Week 9: Exercises

1. Hash Removal

In the lecture we saw this hash table implementation:

class HashSet:
    def __init__(self, num_buckets):
        # each array element is the head of a linked list of Nodes
        self.a = num_buckets * [None]

    def contains(self, x):
        i = hash(x) % len(self.a)     # hash bucket index
        p = self.a[i]
        while p != None:
            if p.val == x:
                return True
            p = p.next
        return False

    def add(self, x):
        if not self.contains(x):
            i = hash(x) % len(self.a)
            self.a[i] = Node(x, self.a[i])   # prepend to hash chain

Add a method remove(self, x) that will delete a value x from a hash table if it is present.

2. Hash Dictionary

Write a class HashDictionary that implements a dictionary using a hash table with a fixed number of buckets. The number of buckets should be a constructor argument. The class should support these methods:

d.set(key, value)
Add a new (key, value) pair, or update an existing key if present.
d.remove_key(key)
Remove a key and its associated value.
d.lookup(key)
Look up a key and return its associated value, or None if absent.

3. Resizable Hashing

Modify the class HashSet from the lecture so that the number of buckets expands dynamically, as we discussed in the lecture. The constructor should take an initial number of buckets plus a load factor limit. Whenever the load factor exceeds the limit, the add() method should expand the table, doubling the number of buckets.

4. Bucket Arrays

In a hash table, we could store the contents of each hash bucket using a dynamic array (i.e. a Python list) rather than a linked list. Write a class HashArraySet that is like the class HashSet from the lecture, but uses dynamic arrays in this fashion. Now compare the performance of HashSet and HashArraySet: with each class, create a hash table with 1000 buckets, insert 100,000 random values, then look up each of the random values in turn to check that it is in the table.

5. Hash Chain Lengths

Write a program that reads an integer N and simulates inserting (100 · N) values into a hash table with N buckets using separate chaining, assuming that hash values will be distributed randomly. The program should print the lengths of the longest and shortest chains. (You do not need to use an actual hash table implementation in solving this exercise.)

6. Empty Buckets

Suppose that we insert N values into a hash table with N buckets. What fraction of the buckets do we expect will be empty? Assume that N is a large number.

7. Random Queue

We'd like to implement a data structure RandomQueue with the following interface:

All operations should be fast, i.e. not run in linear time. How can we implement this structure?

8. Heap Insertion

A binary min-heap is initially empty. We call its insert() operation N times to add N distinct integers to the heap. How long will this take in the worst case? In the best case? What sequences of values will result in the worst-case or best-case behavior?

9. Sorted Heap

  1. Consider a sorted array. Must it be a valid min-heap?

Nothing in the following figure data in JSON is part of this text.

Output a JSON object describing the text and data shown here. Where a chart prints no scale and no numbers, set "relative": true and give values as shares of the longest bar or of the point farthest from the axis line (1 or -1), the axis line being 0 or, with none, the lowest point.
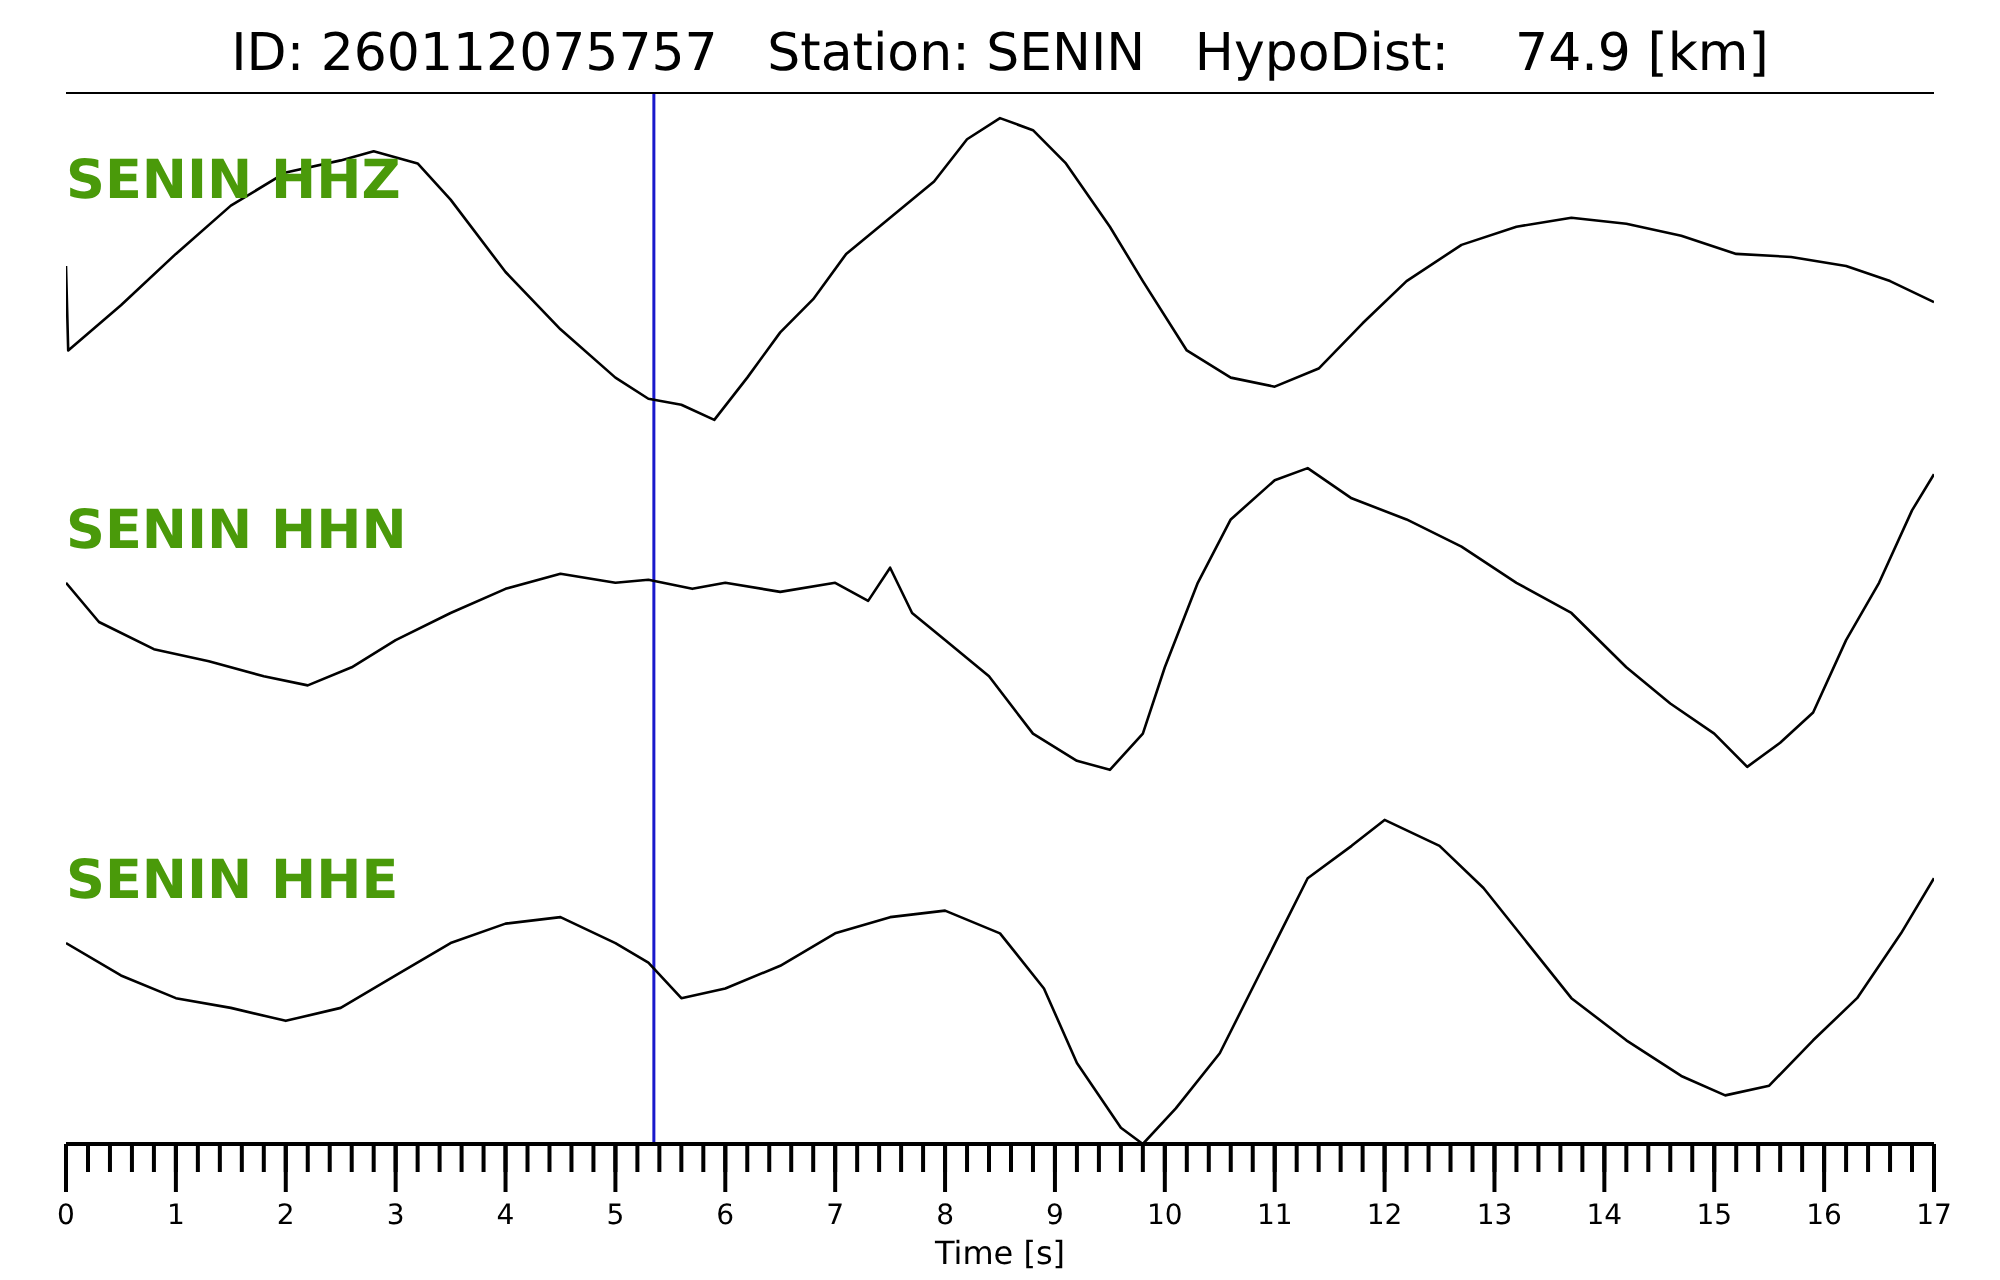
{
  "chart_data": [
    {
      "type": "line",
      "title": "ID: 260112075757   Station: SENIN   HypoDist:    74.9 [km]",
      "relative": true,
      "xlim": [
        0,
        17
      ],
      "tick_labels": false,
      "x": [
        0,
        0.02,
        0.5,
        1,
        1.5,
        2,
        2.5,
        2.8,
        3.2,
        3.5,
        4,
        4.5,
        5,
        5.3,
        5.6,
        5.9,
        6.2,
        6.5,
        6.8,
        7.1,
        7.5,
        7.9,
        8.2,
        8.5,
        8.8,
        9.1,
        9.5,
        9.8,
        10.2,
        10.6,
        11,
        11.4,
        11.8,
        12.2,
        12.7,
        13.2,
        13.7,
        14.2,
        14.7,
        15.2,
        15.7,
        16.2,
        16.6,
        17
      ],
      "series": [
        {
          "name": "SENIN HHZ",
          "color": "#000000",
          "values": [
            0.51,
            0.23,
            0.38,
            0.55,
            0.71,
            0.82,
            0.86,
            0.89,
            0.85,
            0.73,
            0.49,
            0.3,
            0.14,
            0.07,
            0.05,
            0,
            0.14,
            0.29,
            0.4,
            0.55,
            0.67,
            0.79,
            0.93,
            1,
            0.96,
            0.85,
            0.64,
            0.46,
            0.23,
            0.14,
            0.11,
            0.17,
            0.32,
            0.46,
            0.58,
            0.64,
            0.67,
            0.65,
            0.61,
            0.55,
            0.54,
            0.51,
            0.46,
            0.39
          ]
        }
      ],
      "ref_lines": [
        {
          "axis": "x",
          "value": 5.35,
          "color": "#1a1acc"
        }
      ]
    },
    {
      "type": "line",
      "relative": true,
      "xlim": [
        0,
        17
      ],
      "tick_labels": false,
      "x": [
        0,
        0.3,
        0.8,
        1.3,
        1.8,
        2.2,
        2.6,
        3,
        3.5,
        4,
        4.5,
        5,
        5.3,
        5.7,
        6,
        6.5,
        7,
        7.3,
        7.5,
        7.7,
        8,
        8.4,
        8.8,
        9.2,
        9.5,
        9.8,
        10,
        10.3,
        10.6,
        11,
        11.3,
        11.7,
        12.2,
        12.7,
        13.2,
        13.7,
        14.2,
        14.6,
        15,
        15.3,
        15.6,
        15.9,
        16.2,
        16.5,
        16.8,
        17
      ],
      "series": [
        {
          "name": "SENIN HHN",
          "color": "#000000",
          "values": [
            0.62,
            0.49,
            0.4,
            0.36,
            0.31,
            0.28,
            0.34,
            0.43,
            0.52,
            0.6,
            0.65,
            0.62,
            0.63,
            0.6,
            0.62,
            0.59,
            0.62,
            0.56,
            0.67,
            0.52,
            0.43,
            0.31,
            0.12,
            0.03,
            0,
            0.12,
            0.34,
            0.62,
            0.83,
            0.96,
            1,
            0.9,
            0.83,
            0.74,
            0.62,
            0.52,
            0.34,
            0.22,
            0.12,
            0.01,
            0.09,
            0.19,
            0.43,
            0.62,
            0.86,
            0.98
          ]
        }
      ],
      "ref_lines": [
        {
          "axis": "x",
          "value": 5.35,
          "color": "#1a1acc"
        }
      ]
    },
    {
      "type": "line",
      "relative": true,
      "xlim": [
        0,
        17
      ],
      "tick_labels": "x",
      "xlabel": "Time [s]",
      "xticks": [
        0,
        {
          "value": 0.2,
          "label": null
        },
        {
          "value": 0.4,
          "label": null
        },
        {
          "value": 0.6,
          "label": null
        },
        {
          "value": 0.8,
          "label": null
        },
        1,
        {
          "value": 1.2,
          "label": null
        },
        {
          "value": 1.4,
          "label": null
        },
        {
          "value": 1.6,
          "label": null
        },
        {
          "value": 1.8,
          "label": null
        },
        2,
        {
          "value": 2.2,
          "label": null
        },
        {
          "value": 2.4,
          "label": null
        },
        {
          "value": 2.6,
          "label": null
        },
        {
          "value": 2.8,
          "label": null
        },
        3,
        {
          "value": 3.2,
          "label": null
        },
        {
          "value": 3.4,
          "label": null
        },
        {
          "value": 3.6,
          "label": null
        },
        {
          "value": 3.8,
          "label": null
        },
        4,
        {
          "value": 4.2,
          "label": null
        },
        {
          "value": 4.4,
          "label": null
        },
        {
          "value": 4.6,
          "label": null
        },
        {
          "value": 4.8,
          "label": null
        },
        5,
        {
          "value": 5.2,
          "label": null
        },
        {
          "value": 5.4,
          "label": null
        },
        {
          "value": 5.6,
          "label": null
        },
        {
          "value": 5.8,
          "label": null
        },
        6,
        {
          "value": 6.2,
          "label": null
        },
        {
          "value": 6.4,
          "label": null
        },
        {
          "value": 6.6,
          "label": null
        },
        {
          "value": 6.8,
          "label": null
        },
        7,
        {
          "value": 7.2,
          "label": null
        },
        {
          "value": 7.4,
          "label": null
        },
        {
          "value": 7.6,
          "label": null
        },
        {
          "value": 7.8,
          "label": null
        },
        8,
        {
          "value": 8.2,
          "label": null
        },
        {
          "value": 8.4,
          "label": null
        },
        {
          "value": 8.6,
          "label": null
        },
        {
          "value": 8.8,
          "label": null
        },
        9,
        {
          "value": 9.2,
          "label": null
        },
        {
          "value": 9.4,
          "label": null
        },
        {
          "value": 9.6,
          "label": null
        },
        {
          "value": 9.8,
          "label": null
        },
        10,
        {
          "value": 10.2,
          "label": null
        },
        {
          "value": 10.4,
          "label": null
        },
        {
          "value": 10.6,
          "label": null
        },
        {
          "value": 10.8,
          "label": null
        },
        11,
        {
          "value": 11.2,
          "label": null
        },
        {
          "value": 11.4,
          "label": null
        },
        {
          "value": 11.6,
          "label": null
        },
        {
          "value": 11.8,
          "label": null
        },
        12,
        {
          "value": 12.2,
          "label": null
        },
        {
          "value": 12.4,
          "label": null
        },
        {
          "value": 12.6,
          "label": null
        },
        {
          "value": 12.8,
          "label": null
        },
        13,
        {
          "value": 13.2,
          "label": null
        },
        {
          "value": 13.4,
          "label": null
        },
        {
          "value": 13.6,
          "label": null
        },
        {
          "value": 13.8,
          "label": null
        },
        14,
        {
          "value": 14.2,
          "label": null
        },
        {
          "value": 14.4,
          "label": null
        },
        {
          "value": 14.6,
          "label": null
        },
        {
          "value": 14.8,
          "label": null
        },
        15,
        {
          "value": 15.2,
          "label": null
        },
        {
          "value": 15.4,
          "label": null
        },
        {
          "value": 15.6,
          "label": null
        },
        {
          "value": 15.8,
          "label": null
        },
        16,
        {
          "value": 16.2,
          "label": null
        },
        {
          "value": 16.4,
          "label": null
        },
        {
          "value": 16.6,
          "label": null
        },
        {
          "value": 16.8,
          "label": null
        },
        17
      ],
      "x": [
        0,
        0.5,
        1,
        1.5,
        2,
        2.5,
        3,
        3.5,
        4,
        4.5,
        5,
        5.3,
        5.6,
        6,
        6.5,
        7,
        7.5,
        8,
        8.5,
        8.9,
        9.2,
        9.6,
        9.8,
        10.1,
        10.5,
        10.9,
        11.3,
        11.7,
        12,
        12.5,
        12.9,
        13.3,
        13.7,
        14.2,
        14.7,
        15.1,
        15.5,
        15.9,
        16.3,
        16.7,
        17
      ],
      "series": [
        {
          "name": "SENIN HHE",
          "color": "#000000",
          "values": [
            0.62,
            0.52,
            0.45,
            0.42,
            0.38,
            0.42,
            0.52,
            0.62,
            0.68,
            0.7,
            0.62,
            0.56,
            0.45,
            0.48,
            0.55,
            0.65,
            0.7,
            0.72,
            0.65,
            0.48,
            0.25,
            0.05,
            0,
            0.11,
            0.28,
            0.55,
            0.82,
            0.92,
            1,
            0.92,
            0.79,
            0.62,
            0.45,
            0.32,
            0.21,
            0.15,
            0.18,
            0.32,
            0.45,
            0.65,
            0.82
          ]
        }
      ],
      "ref_lines": [
        {
          "axis": "x",
          "value": 5.35,
          "color": "#1a1acc"
        }
      ]
    }
  ]
}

  2. Suppose that we run heapsort on an array that is already sorted. Will any elements move?

10. Heap Check

Write a function that takes an array and returns True if the array represents a valid binary heap, otherwise False.

11. Heap Positions

Consider a binary min-heap that holds 12 values, with no duplicates.

  1. How many different array positions are possible for the second smallest value in the heap?

  2. How many different array positions are possible for the third smallest value in the heap?

  3. How many different array positions are possible for the fourth smallest value in the heap?

  4. How many different array positions are possible for the largest value in the heap?

12. Thousand Largest

Suppose we'd like to write a program that reads any number of integers from standard input, one per line. When the input ends, the program should print out the 1000 largest numbers that were seen, in sorted order. The input might contain millions or billions of integers, even more than will fit in memory. How can we do this efficiently?